We have seen,...however, that there is another and fully feasible sea route from Southeast Asia to Polynesia, the only one found possible by early European sailing ships. This route entirely avoids the Micronesian-Melanesian buffer territory and travels from the Philippine Sea with the Japan Current and westerly winds to the island-studded coast of Nortwest America, where all the elements turn around and bear directly down upon Hawaii. Once we substitute this northern island area for Mirconesia or Melanesia as roadside stations for Asiatic voyagers to the East Pacific, we immediately find steppingstones also for the tanged rectangular adz: it was the principal tool of the local Nortwest-Coast Indians right up to the arrival of Europeans. Captain Cook was the first to point out that the people of the Northwest American Coast used adzes similar to those of Tahiti and other Polynesian islands, and Captain Dixon, after Cook, noted that the adz of these coastal Indians 'was a toe made of jasper, the same as those used by the New Zealanders'. Captain A. Jacobsen stressed: 'Also the adz-handle and the method of securing the blade to the wooden handle are exactly the same among the Polynesian people as among the Northwest Indians.

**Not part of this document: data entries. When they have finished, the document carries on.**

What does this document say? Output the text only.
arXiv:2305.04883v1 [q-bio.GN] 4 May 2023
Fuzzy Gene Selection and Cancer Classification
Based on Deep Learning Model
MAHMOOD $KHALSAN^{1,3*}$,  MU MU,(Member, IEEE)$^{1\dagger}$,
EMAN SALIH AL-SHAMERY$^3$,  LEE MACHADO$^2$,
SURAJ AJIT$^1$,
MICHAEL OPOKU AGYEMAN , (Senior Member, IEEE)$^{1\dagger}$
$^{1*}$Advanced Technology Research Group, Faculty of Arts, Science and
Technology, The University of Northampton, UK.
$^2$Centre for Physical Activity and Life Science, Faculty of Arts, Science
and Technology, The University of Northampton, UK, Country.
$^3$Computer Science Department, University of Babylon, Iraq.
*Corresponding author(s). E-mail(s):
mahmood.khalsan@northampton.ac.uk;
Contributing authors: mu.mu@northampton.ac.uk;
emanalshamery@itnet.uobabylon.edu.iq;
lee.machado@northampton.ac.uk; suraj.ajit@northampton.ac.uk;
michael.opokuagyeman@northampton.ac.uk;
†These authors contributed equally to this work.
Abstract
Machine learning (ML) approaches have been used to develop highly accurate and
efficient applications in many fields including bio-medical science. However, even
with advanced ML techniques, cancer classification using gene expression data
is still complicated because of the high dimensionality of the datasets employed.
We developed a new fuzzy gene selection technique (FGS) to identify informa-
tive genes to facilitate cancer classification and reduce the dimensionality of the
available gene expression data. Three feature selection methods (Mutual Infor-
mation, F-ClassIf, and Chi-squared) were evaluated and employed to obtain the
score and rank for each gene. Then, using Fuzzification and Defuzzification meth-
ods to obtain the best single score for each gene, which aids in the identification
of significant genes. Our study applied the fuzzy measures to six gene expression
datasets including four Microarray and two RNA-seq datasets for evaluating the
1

Twentieth-century anthropologists have confirmed these early observations. W. H. Holmes emphasized that the tanged rectangular adzes of the Northwest Coast Indians resemble the adzes of the Pacific islands more closely than they do the corresponding tools of other American tribes, and R. L. Olson wrote in his study of the Northwest Coast elbow-adz: 'Its occurence in Polynesia in a form almost indentical with the elbow adz of America suggests a hoary age and extra-American origin'. It is accordingly possible that the tanged, rectangular adz, belonging only to a very early period in Asia and the northern Philippines, spread to Polynesia during a much later period, following the natural sea passage by way of Northwest America."